Kenneth Cole: More Tough Times Ahead

Includes: JNY, KATE, KCP, RL
by: Jake Berzon
When I last looked at clothing companies on May 3, 2007, it was already rather clear that these apparel makers were in for hard times. I called for mid tier brands like Liz Claiborne Inc. (LIZ) and Jones Apparel Group Inc. (NYSE:JNY) to disappoint, and the more upscale Kenneth Cole Productions Inc. (NYSE:KCP) and Polo Ralph Lauren Corp. (NYSE:RL) to be less affected. Indeed, over the next two years, as the recession deepened, KCP and RL handily outperformed LIZ and JNY.

However, even the best of these clothiers, Polo Ralph Lauren lost 66% of its value from the time of that witting 'till the spring 2009 market lows. Then, as the summer bull made its impressive run, the clothiers caught a ride back up. The most recent leg of the run up in Kenneth Cole shares appears to be most speculative, fueled by two things - hopes and trends.

Firstly, a successful launch of the Kenneth Cole New York 925 Silver Edition – a new line of women’s comfortable fashion shoes – in New York. The company and its shareholders are hoping for the silver bullet with this introduction. I am concerned that even if it is very successful, no single product will be able to pull Kenneth Cole out of the tailspin it entered in 2007.

Since Q4, 2007 and through Q2 of this year the company lost a relatively modest $1.59, but quarterly sales have also consistently declined – more than 30% from Q2, 2006 through Q2, 2009.

Despite the dropped dividend, cash reserves have shrunk from the high of $130 million at the end of 2005 to less than half that at the end of 2008. Other current assets declined, as well, while current liabilities crept up almost 20%. The company has historically had razor-thin, lower than the industry pre-tax margins, averaging only 8% over the past 10 years.

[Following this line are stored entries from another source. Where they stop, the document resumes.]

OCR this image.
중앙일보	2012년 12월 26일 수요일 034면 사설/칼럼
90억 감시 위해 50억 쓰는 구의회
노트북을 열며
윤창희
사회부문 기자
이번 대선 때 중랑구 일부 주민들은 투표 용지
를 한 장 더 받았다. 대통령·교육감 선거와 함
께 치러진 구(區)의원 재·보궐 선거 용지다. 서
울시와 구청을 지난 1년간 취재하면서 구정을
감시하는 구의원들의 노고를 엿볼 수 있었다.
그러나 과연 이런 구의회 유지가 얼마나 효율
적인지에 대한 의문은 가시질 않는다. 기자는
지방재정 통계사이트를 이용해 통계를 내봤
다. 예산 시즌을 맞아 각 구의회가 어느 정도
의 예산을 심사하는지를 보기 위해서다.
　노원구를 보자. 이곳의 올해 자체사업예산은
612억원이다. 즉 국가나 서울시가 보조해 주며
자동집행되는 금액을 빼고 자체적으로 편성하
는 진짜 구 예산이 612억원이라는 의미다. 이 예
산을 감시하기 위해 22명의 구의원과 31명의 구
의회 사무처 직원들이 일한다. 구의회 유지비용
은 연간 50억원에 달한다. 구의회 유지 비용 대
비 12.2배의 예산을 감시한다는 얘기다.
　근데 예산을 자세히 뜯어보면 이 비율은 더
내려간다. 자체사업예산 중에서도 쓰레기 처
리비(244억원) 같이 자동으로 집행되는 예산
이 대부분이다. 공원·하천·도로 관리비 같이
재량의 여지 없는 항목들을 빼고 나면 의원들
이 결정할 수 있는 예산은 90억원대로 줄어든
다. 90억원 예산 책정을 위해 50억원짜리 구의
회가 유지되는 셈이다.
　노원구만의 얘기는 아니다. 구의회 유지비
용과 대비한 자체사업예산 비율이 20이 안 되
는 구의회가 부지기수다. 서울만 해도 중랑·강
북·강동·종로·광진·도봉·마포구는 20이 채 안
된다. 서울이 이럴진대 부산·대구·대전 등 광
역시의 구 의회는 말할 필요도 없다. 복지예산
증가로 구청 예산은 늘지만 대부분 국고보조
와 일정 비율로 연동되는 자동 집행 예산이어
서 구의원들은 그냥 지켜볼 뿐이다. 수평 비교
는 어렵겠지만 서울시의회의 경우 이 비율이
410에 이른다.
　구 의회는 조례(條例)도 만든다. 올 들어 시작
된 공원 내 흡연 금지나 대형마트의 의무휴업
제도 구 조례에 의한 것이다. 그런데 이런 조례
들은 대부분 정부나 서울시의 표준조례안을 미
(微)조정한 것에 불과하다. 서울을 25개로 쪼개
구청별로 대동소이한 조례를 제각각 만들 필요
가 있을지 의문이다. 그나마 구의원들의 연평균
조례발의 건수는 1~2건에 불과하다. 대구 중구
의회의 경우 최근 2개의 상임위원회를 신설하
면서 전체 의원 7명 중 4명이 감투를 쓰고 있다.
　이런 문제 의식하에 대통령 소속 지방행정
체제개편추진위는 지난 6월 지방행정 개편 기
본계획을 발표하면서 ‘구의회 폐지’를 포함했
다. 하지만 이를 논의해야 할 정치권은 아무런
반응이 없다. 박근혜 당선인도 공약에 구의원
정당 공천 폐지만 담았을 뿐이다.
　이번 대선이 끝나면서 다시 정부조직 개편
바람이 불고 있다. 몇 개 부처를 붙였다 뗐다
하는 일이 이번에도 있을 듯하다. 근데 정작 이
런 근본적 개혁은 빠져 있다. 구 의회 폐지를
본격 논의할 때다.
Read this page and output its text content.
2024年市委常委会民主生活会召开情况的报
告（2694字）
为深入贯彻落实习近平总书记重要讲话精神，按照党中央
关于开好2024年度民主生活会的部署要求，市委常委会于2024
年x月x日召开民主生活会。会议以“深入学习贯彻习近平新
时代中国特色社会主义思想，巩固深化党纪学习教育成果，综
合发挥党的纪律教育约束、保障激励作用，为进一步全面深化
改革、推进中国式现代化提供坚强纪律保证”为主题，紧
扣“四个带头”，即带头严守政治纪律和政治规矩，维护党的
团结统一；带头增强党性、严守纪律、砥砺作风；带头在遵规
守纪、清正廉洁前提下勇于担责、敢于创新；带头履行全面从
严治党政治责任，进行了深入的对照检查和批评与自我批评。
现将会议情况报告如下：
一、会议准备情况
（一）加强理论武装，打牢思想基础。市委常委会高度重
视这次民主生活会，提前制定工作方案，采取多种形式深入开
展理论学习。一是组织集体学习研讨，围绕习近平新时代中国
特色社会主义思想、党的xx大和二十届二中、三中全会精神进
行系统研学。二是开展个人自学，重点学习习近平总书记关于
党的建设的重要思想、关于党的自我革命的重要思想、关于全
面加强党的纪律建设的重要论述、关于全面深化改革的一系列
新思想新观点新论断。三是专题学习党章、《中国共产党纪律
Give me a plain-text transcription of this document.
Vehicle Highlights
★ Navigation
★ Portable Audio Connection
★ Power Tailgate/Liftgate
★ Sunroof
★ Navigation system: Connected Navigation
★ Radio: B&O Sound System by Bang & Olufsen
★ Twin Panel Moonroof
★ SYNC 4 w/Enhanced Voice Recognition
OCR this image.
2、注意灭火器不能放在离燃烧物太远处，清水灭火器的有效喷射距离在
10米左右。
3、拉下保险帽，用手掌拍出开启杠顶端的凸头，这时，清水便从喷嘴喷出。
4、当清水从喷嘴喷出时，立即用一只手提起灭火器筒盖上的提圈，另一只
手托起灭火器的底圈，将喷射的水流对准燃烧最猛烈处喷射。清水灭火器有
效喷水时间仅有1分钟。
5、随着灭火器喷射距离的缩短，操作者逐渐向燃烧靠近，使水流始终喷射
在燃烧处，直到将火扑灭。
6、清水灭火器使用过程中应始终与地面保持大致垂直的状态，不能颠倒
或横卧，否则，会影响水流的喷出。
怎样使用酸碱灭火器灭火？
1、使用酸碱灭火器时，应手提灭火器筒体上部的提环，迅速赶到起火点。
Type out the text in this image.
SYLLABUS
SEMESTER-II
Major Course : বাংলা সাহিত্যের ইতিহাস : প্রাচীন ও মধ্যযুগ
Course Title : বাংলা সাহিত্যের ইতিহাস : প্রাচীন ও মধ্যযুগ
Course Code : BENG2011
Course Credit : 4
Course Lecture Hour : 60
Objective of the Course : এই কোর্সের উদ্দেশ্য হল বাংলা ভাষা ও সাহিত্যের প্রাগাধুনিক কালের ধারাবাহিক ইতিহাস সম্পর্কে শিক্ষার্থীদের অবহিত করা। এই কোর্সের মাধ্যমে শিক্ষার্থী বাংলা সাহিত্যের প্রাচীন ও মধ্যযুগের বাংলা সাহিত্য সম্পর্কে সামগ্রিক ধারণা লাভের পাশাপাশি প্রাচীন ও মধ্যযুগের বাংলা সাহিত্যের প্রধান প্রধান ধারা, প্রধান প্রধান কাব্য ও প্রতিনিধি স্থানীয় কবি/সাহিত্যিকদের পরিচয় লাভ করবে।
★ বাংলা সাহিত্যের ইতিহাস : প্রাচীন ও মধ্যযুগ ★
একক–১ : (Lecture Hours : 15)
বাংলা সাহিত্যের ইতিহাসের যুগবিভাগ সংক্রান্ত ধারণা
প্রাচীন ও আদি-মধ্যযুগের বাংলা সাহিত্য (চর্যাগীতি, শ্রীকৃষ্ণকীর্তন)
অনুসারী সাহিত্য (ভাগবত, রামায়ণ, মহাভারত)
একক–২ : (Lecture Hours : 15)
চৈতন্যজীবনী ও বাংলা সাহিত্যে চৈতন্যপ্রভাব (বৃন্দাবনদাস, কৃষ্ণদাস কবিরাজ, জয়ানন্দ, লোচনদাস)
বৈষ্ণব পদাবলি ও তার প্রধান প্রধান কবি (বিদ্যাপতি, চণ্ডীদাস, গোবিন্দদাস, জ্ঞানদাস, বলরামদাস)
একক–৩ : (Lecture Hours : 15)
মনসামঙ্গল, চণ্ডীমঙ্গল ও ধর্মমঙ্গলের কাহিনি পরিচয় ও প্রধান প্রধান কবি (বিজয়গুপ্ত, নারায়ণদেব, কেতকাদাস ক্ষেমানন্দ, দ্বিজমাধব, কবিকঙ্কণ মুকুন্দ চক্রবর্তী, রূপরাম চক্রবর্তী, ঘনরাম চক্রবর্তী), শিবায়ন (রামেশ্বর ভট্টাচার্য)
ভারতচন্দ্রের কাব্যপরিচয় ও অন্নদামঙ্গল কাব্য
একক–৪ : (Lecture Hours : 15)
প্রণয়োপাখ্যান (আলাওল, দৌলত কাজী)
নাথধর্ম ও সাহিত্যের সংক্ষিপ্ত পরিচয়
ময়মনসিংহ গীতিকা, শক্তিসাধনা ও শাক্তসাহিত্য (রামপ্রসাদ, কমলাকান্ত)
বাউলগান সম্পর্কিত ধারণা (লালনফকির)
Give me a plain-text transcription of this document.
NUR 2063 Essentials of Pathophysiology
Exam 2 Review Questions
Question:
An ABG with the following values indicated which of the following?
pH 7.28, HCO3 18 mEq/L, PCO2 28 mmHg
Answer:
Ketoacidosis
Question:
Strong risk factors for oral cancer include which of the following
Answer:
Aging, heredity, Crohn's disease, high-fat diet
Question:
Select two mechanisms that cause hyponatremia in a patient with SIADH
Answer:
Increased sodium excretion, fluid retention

To return to sustainable profitability and grow, Kenneth Cole desperately needs to increase sales north of 20%. Given the current economic situation and the company’s product subcategory mix, this scenario appears highly unlikely. A savior in the form of an acquirer is still a possibility, but given Kenneth’s personal attachment to the company and the company’s current market valuation, this possibility is also remote.

Secondly, technical traders like SmarTrend have been pitching this stock lately as being in a significant uptrend. Such technical pitches often lead to extensions of trends being pitched, in effect manipulating this stock higher than it would go, absent such promotion. These pops are normally short-lived, with stock falling back to its equilibrium price. Relatively low trading volume stocks such as Kenneth Cole are prone to such manipulation.

KCP’s price action and volume data over the past 5 days is consistent with this explanation. The stock was stalled in a tight price range with normal trading volume around $10.40 last week. Then it shot up on high volume in the first hour of trading on Monday, just as Smart Trend pitched it and continued to advance in fits and starts on slower volume, hitting a high of $12.13 an hour before closing bell on Tuesday. High volume sellers then returned and drove the price back down to $11.38 at close.

Disclosure: On Tuesday, September 15, 2009 morning I closed out my small Kenneth Cole position at $11.44/share (more than double the stock's 52 week low, reached earlier in the year), resulting in a loss of 45% from my January 9, 2007 purchase price, accounting for past dividends.